Фомичев ворочался, засыпая. И ворочался, терся о днище и бока теплохода Иртыш. Доносились иногда сверху, из капитанской рубки, чуть усиленные рупором невнятные команды. Подходили к каким-то пристаням, отходили, «…совой отдать!..» «Пра… руля!..»
Бронников ждал очередного разговора с Тюменью. Рабочий день в конторе экспедиции давно закончился. Только здесь, в его кабинете, все еще суетилась новая техничка. Старалась при начальстве, показывала рвение. Да и за комнату, которую выделили ей с сыном, видно, отблагодарить таким образом решила. Все терла, терла. Все протирала что-то. А Бронников нервничал. Вдруг Тюмень дадут. Ему не хотелось, чтобы посторонний человек, пусть даже нечаянно, оказался свидетелем. Ни к чему. И только подумал — звонок. Тюмень?

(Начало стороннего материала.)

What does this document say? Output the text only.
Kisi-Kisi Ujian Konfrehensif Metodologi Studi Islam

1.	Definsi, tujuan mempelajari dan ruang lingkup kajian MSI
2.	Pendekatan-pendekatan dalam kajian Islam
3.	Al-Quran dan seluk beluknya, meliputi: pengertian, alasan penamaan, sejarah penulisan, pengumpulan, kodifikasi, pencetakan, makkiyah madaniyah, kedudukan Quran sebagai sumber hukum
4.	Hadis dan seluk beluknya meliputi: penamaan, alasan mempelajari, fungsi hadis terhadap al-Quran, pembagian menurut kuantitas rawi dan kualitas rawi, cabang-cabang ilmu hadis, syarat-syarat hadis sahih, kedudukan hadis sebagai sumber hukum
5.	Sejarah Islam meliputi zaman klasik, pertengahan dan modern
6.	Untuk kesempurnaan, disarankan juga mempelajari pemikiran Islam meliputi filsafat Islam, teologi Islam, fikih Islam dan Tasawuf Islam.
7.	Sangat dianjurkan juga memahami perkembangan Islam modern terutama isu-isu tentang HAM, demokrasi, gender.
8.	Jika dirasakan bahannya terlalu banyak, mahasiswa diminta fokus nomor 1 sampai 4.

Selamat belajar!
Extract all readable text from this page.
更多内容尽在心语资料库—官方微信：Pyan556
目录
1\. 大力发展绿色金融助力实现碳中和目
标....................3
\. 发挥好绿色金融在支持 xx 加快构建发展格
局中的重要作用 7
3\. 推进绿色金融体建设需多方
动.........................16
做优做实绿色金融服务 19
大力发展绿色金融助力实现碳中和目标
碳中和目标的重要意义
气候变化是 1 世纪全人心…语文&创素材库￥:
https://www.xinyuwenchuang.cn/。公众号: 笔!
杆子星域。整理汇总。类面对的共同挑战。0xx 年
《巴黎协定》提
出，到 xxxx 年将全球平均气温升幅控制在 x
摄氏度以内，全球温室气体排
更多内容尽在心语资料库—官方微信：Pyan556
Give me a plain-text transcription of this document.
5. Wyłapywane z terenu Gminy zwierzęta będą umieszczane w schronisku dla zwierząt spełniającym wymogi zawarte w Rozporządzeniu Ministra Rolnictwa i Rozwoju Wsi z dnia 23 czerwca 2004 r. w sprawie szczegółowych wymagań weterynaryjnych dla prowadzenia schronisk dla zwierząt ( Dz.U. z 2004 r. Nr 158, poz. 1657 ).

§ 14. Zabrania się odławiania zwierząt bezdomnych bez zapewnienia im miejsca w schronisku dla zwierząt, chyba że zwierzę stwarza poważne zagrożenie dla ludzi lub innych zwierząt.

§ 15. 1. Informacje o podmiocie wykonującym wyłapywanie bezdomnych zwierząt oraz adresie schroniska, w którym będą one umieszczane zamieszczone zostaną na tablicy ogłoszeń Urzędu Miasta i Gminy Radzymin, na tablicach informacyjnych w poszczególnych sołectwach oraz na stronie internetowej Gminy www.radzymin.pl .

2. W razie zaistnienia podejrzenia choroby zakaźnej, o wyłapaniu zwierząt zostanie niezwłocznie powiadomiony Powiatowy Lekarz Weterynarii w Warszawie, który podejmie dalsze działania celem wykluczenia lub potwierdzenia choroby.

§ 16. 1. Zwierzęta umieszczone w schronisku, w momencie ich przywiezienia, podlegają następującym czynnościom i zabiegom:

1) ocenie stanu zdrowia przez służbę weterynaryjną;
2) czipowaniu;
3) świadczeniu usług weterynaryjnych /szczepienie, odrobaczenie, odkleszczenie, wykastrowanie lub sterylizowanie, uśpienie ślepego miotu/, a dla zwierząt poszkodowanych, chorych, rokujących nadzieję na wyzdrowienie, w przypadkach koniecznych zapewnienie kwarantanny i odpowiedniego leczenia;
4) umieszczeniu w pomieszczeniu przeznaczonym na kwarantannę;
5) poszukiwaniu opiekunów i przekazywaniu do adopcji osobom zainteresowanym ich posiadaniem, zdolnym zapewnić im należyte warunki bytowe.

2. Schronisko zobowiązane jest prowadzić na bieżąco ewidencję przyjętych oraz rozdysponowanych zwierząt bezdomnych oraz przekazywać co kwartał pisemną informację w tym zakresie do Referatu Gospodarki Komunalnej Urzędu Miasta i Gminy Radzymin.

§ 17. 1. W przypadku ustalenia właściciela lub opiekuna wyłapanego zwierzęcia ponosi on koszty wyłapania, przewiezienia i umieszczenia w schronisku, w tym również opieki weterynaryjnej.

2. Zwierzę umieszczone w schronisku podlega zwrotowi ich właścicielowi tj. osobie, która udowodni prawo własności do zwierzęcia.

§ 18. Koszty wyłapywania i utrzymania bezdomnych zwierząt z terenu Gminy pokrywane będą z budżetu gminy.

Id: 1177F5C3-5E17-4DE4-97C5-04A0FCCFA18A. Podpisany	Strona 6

— Да! Тюмень? — закричал Бронников, сорвав трубку и моментально забыв об уборщице. — Это роддом? Слушаю!
— Международный, — произнес в трубке механический женский голос, — Братислава на проводе!
— Слушаю! Венделин, ты? — Бронников удивленно заулыбался. — Гловачек! Але!
Что-то потрескивало… Потом:
— Бронников! Коля! — прорвался вдруг через полмира знакомый голос. — Привет! Да, да! Слышу! Я тебя хорошо слышу! Как ты? Порядок? Здоров? Жив?
— Порядок, Венделин! Полный порядок! Ано! Ано! То есть да!
— Я скоро собираюсь поехать к вам! Полететь!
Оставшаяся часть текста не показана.